Patella problems are something they are usually born with. The vet has checked both the papillons and the pom up until 1 year old every time we came in. Now he only checks them once per year. Most of the dogs I've seen with patella problems could be identified by the breeder at a very young age, well before 4 months old.


----------



## Betty (Apr 15, 2007)

Carolina is fox-faced, but she's only 4.5 pounds and fully grown. The other fox-faced poms I've seen are bigger, in the 8-12 pound range. I do like the fox-faces more; they just look so mischievous, which suits their personalities.

It is _so_ funny to see Carolina squeeze under the couch with a toy and tease Tanner with it, because Tan can't reach under there. Tanner gives paybacks by jumping onto the couch where Carolina can't reach her.  
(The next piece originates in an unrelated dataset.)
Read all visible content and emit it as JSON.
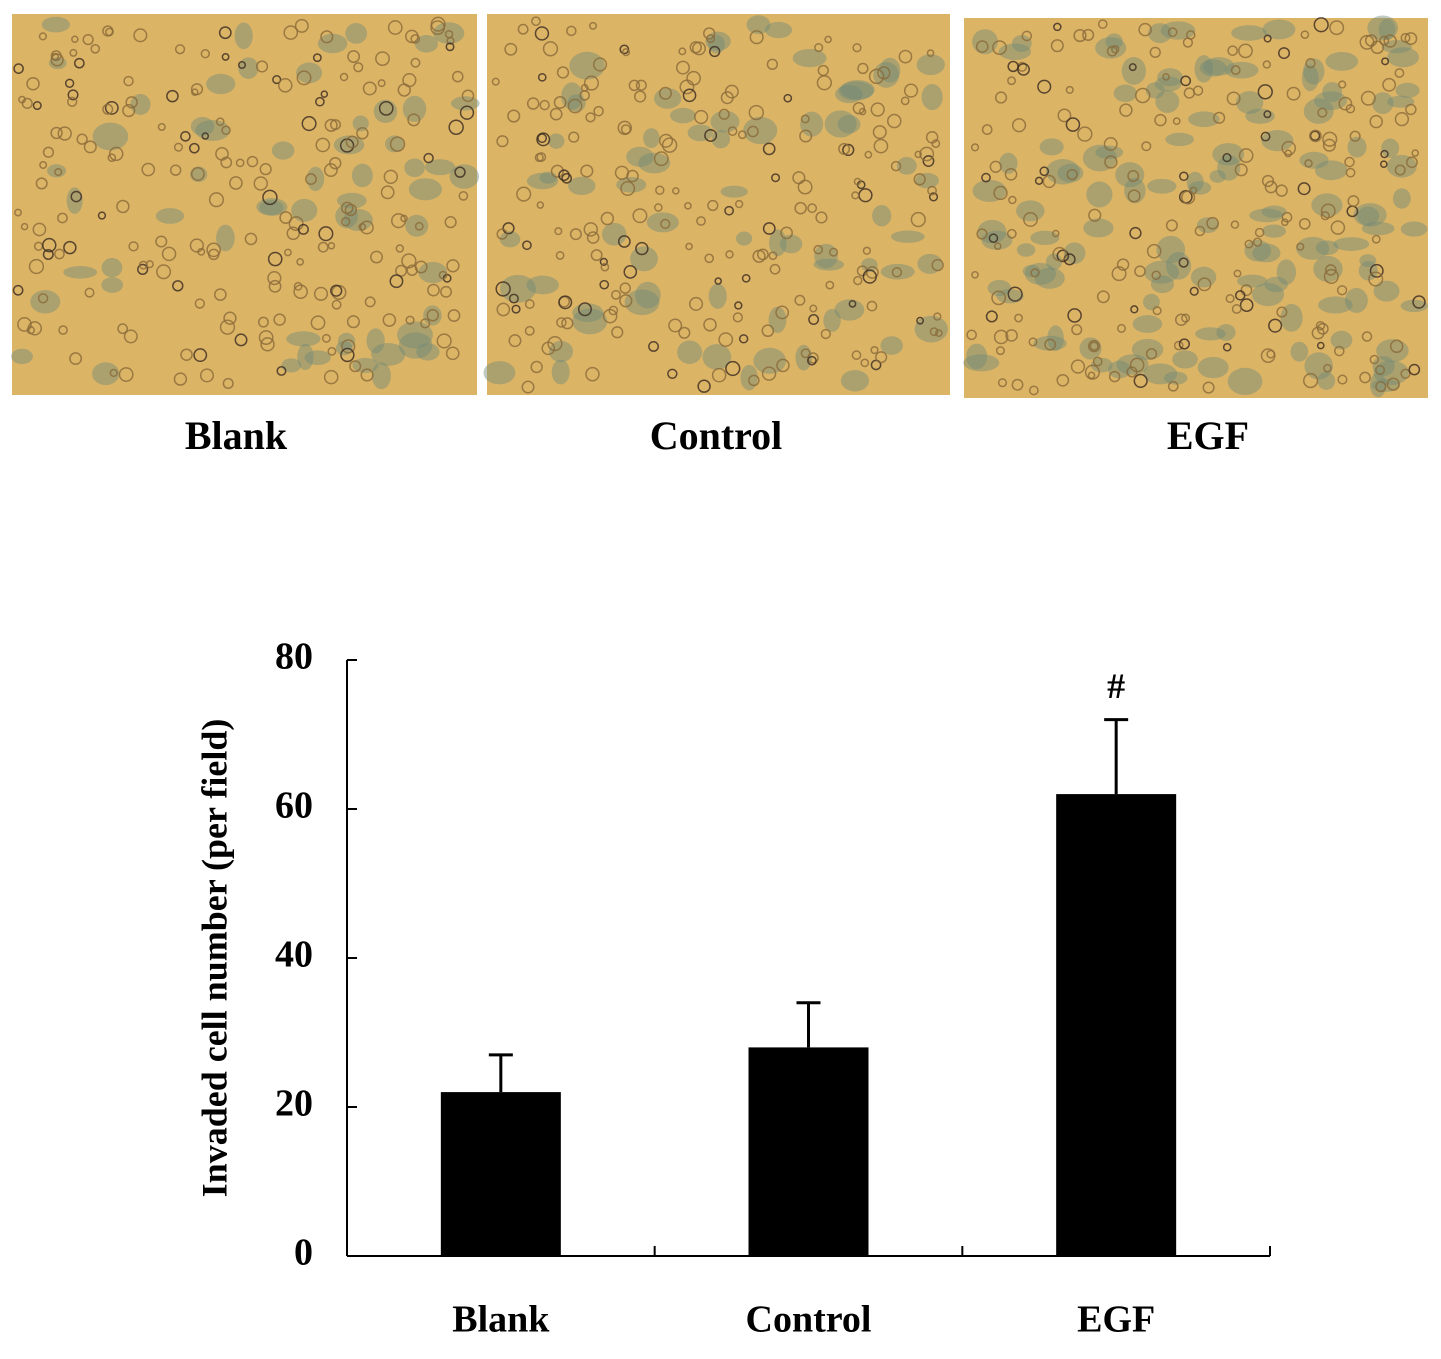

LittleMoon, have you posted a big pic of your pom? I keep looking for it.


----------



## LittleMoonRabbit (Jan 7, 2008)

I have just submitted some big pics of her in the "Cute Puppy Faces that melt your heart" thread  You can see her puppy pics and her now pics there


----------



## Dogstar (May 11, 2007)

Re: Fox-faced Poms

The 'fox face' comes down from the bigger spitz. Klein and mittelspitz have a much less exaggerated face (and the breed standard for mittels is significantly different). The size seems to be linked to the less exaggerated features. Liking the fox-face (and the larger size- Lizzie will be around 16 pounds) is the main reason I went with a spitz rather than a Pom. I'm hoping to have some kleins in the future, too. 

Cait


----------